これは障害者雇用に限らず、リーダーが部下に対して「どう見るか」にも通じます。
チャンスを与える視点があるかどうかで、大きな違いが生まれるでしょう。
「できない」と思っていた相手でも、チャンスを与えることで大きく成長するケースは多々あります。
雇用する側・雇用される側、双方がWIN-WINな関係を築くことが理想です。
今回は、そんな視点の転換について、私の実体験を交えてご紹介します。
イメージだけで判断するのはネガティブな証拠
社内での出来事です。
私が在籍していた会社では、24歳・29歳・34歳・39歳の節目に、将来のキャリアについて面接を受ける機会がありました。
通常は本部の人事担当者が行うのですが、29歳時点では、店のトップであるAさんが担当しました。
- A「君は今後どんな仕事をやりたいのか」
- 私「将来は総務課長を目指しています」
- A「そりゃ困るよ。だって私の部下になるわけだろ~」
- 私「どうしてですか?」
- A「車椅子の人が、いざ何か事件・事故が起きたときに対応できないだろう」
- A「この会社では出世は難しいと思う。やりたいことがあるなら、退職して他の会社に行ったほうがいいと思うよ」
私は非常にショックを受けました。
将来の希望を聞く場で「退職したほうがいい」と言われるとは思っていなかったからです。
その後、社内の元上司に相談したところ「Aさん個人の考えであり、会社の方針ではない」と励ましていただき、安心しました。

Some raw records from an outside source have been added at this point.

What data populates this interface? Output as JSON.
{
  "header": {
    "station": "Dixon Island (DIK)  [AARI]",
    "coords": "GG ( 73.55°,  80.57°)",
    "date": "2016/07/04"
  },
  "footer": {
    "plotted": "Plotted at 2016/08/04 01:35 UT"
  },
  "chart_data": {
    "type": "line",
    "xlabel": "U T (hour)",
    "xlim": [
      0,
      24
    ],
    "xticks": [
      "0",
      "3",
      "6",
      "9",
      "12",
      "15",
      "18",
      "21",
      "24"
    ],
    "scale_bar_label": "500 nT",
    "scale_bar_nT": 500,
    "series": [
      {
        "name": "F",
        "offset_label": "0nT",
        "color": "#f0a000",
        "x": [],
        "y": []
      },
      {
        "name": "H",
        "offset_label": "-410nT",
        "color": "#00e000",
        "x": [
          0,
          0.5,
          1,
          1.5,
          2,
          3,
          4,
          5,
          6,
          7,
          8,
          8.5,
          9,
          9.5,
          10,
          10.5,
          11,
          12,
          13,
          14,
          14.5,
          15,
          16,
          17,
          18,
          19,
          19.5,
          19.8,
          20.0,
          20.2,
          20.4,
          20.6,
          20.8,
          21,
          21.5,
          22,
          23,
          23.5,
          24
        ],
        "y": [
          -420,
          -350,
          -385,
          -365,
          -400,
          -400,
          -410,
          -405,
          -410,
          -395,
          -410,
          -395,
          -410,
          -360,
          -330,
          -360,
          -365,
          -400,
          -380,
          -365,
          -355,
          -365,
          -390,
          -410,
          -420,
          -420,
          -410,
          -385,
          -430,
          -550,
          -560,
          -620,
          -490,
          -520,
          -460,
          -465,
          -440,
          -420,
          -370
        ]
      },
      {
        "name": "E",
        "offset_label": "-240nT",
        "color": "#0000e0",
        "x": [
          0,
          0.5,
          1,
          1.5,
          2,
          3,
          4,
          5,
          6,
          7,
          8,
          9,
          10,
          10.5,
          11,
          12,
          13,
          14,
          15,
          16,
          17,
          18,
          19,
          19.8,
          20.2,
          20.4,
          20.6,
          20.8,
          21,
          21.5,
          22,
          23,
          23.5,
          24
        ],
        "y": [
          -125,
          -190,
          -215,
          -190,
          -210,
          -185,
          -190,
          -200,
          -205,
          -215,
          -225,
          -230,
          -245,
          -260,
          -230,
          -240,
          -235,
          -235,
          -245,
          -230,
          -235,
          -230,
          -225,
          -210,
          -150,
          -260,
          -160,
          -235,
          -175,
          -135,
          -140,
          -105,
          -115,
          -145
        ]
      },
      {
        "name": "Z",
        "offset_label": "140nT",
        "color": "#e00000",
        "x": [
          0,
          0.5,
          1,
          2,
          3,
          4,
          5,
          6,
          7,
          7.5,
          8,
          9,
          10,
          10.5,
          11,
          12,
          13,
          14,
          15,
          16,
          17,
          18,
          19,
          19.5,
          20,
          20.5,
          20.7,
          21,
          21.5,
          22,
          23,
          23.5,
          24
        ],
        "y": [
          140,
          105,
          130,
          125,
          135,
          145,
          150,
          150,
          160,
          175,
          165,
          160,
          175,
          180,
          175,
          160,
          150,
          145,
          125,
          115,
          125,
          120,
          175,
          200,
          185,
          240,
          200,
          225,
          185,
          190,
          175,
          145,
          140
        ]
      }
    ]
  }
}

Aさんは「車椅子利用者=緊急時に対応できない」というイメージを強く持っていたのでしょう。
しかし私は、その9年後、38歳で人事総務課長に就任しました。
上司はAさんではありませんでしたが、実際に3.11の東日本大震災時には、課長代行として対応にあたりました。
建物内部では、天井から看板が落下、トイレの故障など多くの修繕対応が必要でした。
従業員の安否確認も担当しました。
その他、さまざまな事件・事故の際も、指示や判断を求められる場面がありました。
主任時代の実務経験や、上司・書籍から学んだ知識が、緊急時の判断力につながったと感じています。
つまり、車椅子利用者だから「できない」のではありません。
指示・判断できるスキルさえあれば可能性は広がる
以前、テレビに出演されていた元大臣で車椅子ユーザーの八代英太さんが、こう語っていました。
「有事のとき、北海道の被災地を回って指示を出した。車椅子利用者だからできないということはない。バリアがあるならマンパワーで解決すればいい。重要なのは判断力と指示ができることだ」
多くの人は「車椅子利用者だからできない」と、見た目で判断しがちです。
しかし、それは「車椅子に座っている」という一面にすぎません。
判断力やスキルがあれば、活躍できる場面は数多くあります。
だからこそ、車椅子利用者にも活躍のステージは広がっているのです。